会社の理解を得て仕事は洗車担当への配置転換で継続。何度も調整を重ね、大城さんの体調に合わせた勤務サイクルや疲労対策を見い出した。日々の気持ちや予定を細かく記すメモリーノートに携帯アラーム、ボイスレコーダー、メモ帳と、さまざまなアイテムを駆使して記憶を記録で補う。
同僚と2人で洗車作業に励む大城勝史さん(右)
■娘に父親のカッコいい姿を見せたい
16年1月からは講演活動にも挑戦し、県内外で自分の体験を語り始めた。今、実現に向け奔走する本の出版は、ブログを始めたころからの目標だったという。

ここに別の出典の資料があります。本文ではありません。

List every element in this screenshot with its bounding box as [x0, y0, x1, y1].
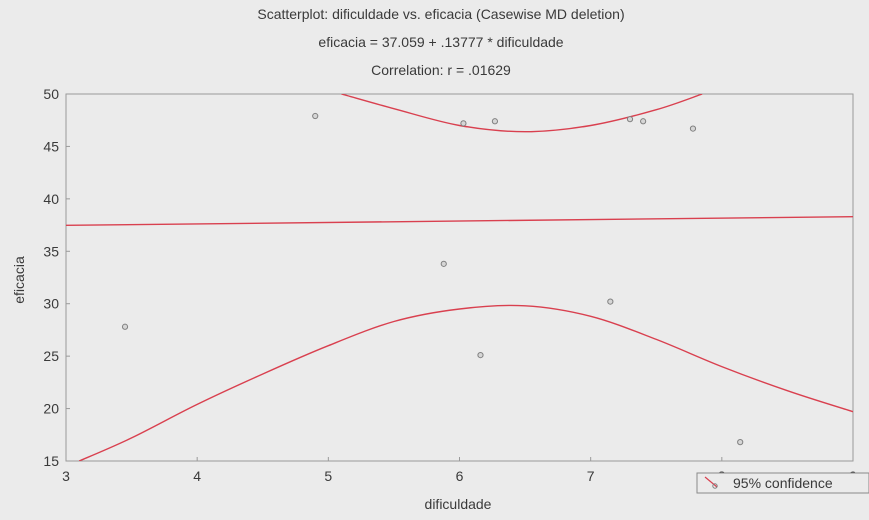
plot-marks	[66, 94, 853, 461]
legend-label: 95% confidence	[733, 475, 833, 491]
plot-area	[65, 93, 854, 462]
y-tick-label: 20	[43, 401, 59, 417]
x-tick-label: 3	[62, 468, 70, 484]
confidence-upper-line	[341, 94, 703, 133]
y-tick-label: 40	[43, 191, 59, 207]
chart-titles: Scatterplot: dificuldade vs. eficacia (C…	[257, 6, 624, 78]
y-tick-label: 25	[43, 348, 59, 364]
data-point	[491, 118, 499, 125]
x-axis-label: dificuldade	[425, 496, 492, 512]
confidence-lower-line	[78, 304, 853, 461]
y-tick-label: 35	[43, 243, 59, 259]
y-tick-label: 15	[43, 453, 59, 469]
data-point	[477, 351, 484, 359]
data-point	[607, 298, 614, 305]
y-axis-label: eficacia	[11, 256, 27, 304]
data-point	[640, 118, 647, 125]
data-point	[460, 120, 467, 127]
data-point	[440, 260, 447, 267]
x-tick-label: 4	[193, 468, 201, 484]
y-tick-label: 50	[43, 86, 59, 102]
chart-title: Scatterplot: dificuldade vs. eficacia (C…	[257, 6, 624, 22]
x-tick-label: 6	[456, 468, 464, 484]
y-tick-label: 30	[43, 296, 59, 312]
correlation-label: Correlation: r = .01629	[371, 62, 511, 78]
plot-frame	[65, 93, 854, 462]
legend-box	[696, 472, 869, 494]
data-point	[121, 323, 129, 330]
regression-equation: eficacia = 37.059 + .13777 * dificuldade	[318, 34, 563, 50]
legend: 95% confidence	[696, 472, 869, 494]
y-axis-ticks: 15 20 25 30 35 40 45 50	[43, 86, 70, 469]
x-tick-label: 7	[587, 468, 595, 484]
data-point	[689, 125, 697, 132]
data-point	[312, 112, 319, 120]
x-tick-label: 5	[324, 468, 332, 484]
legend-point-swatch	[712, 483, 718, 489]
data-point	[626, 116, 634, 123]
data-point	[737, 439, 744, 446]
regression-line	[66, 215, 853, 227]
y-tick-label: 45	[43, 138, 59, 154]
legend-line-swatch	[704, 476, 718, 488]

「認知症は外見からは分かりづらいため病気を理解してもらえず、時にはイライラし苦しんだ。私を含め同じ境遇にある人のことを知ってほしい」と思ったのが理由。
支援者に「報道や出版物に書かれた間接的な情報や研究者の話で症状や気持ちを想像するだけでなく、当事者の声が聞きたい」と言われたことも後押しした。
さらに決意を強くしたのは、娘たちの存在だ。「大黒柱として働けず、情けなくて落ち込んだこともあるが、他のお父さんにはできない、かっこいい姿を見てもらいたい」
焼き肉店で夕食を楽しむ(左から)大城勝史さんと弟の博也さん、智也さん、父の義健さん、妹の城間小百合さん。認知症発症後、集まる機会が増えた
4人兄妹の一番上。父義健さん(64)は「勝史が病気になってから、さらに兄妹の絆が強くなった。親としてもうれしい」と温かく見守る。
弟の智也さん(40)はこまめに大城さんと連絡を取り、落ち込んでいると察すれば相談に乗ったり食事やドライブに誘ったりしてきた。「やると決めたらとことん突き詰める性格。病気をバネに、夢をかなえるため努力を続ける姿に力をもらっている」と兄を語り、「誇りに思う」と言葉を継いだ。
大城さんは「何もできなくなるというマイナスイメージが付きまとう認知症だが、そうじゃないと訴えたい。いつも支えられてばかりだけれど、今度は自分が誰かの役に立つ番です」と意気込む。
沖縄タイムス社のクラウドファンディングサイトLink-Uで書籍化するための費用を集めている。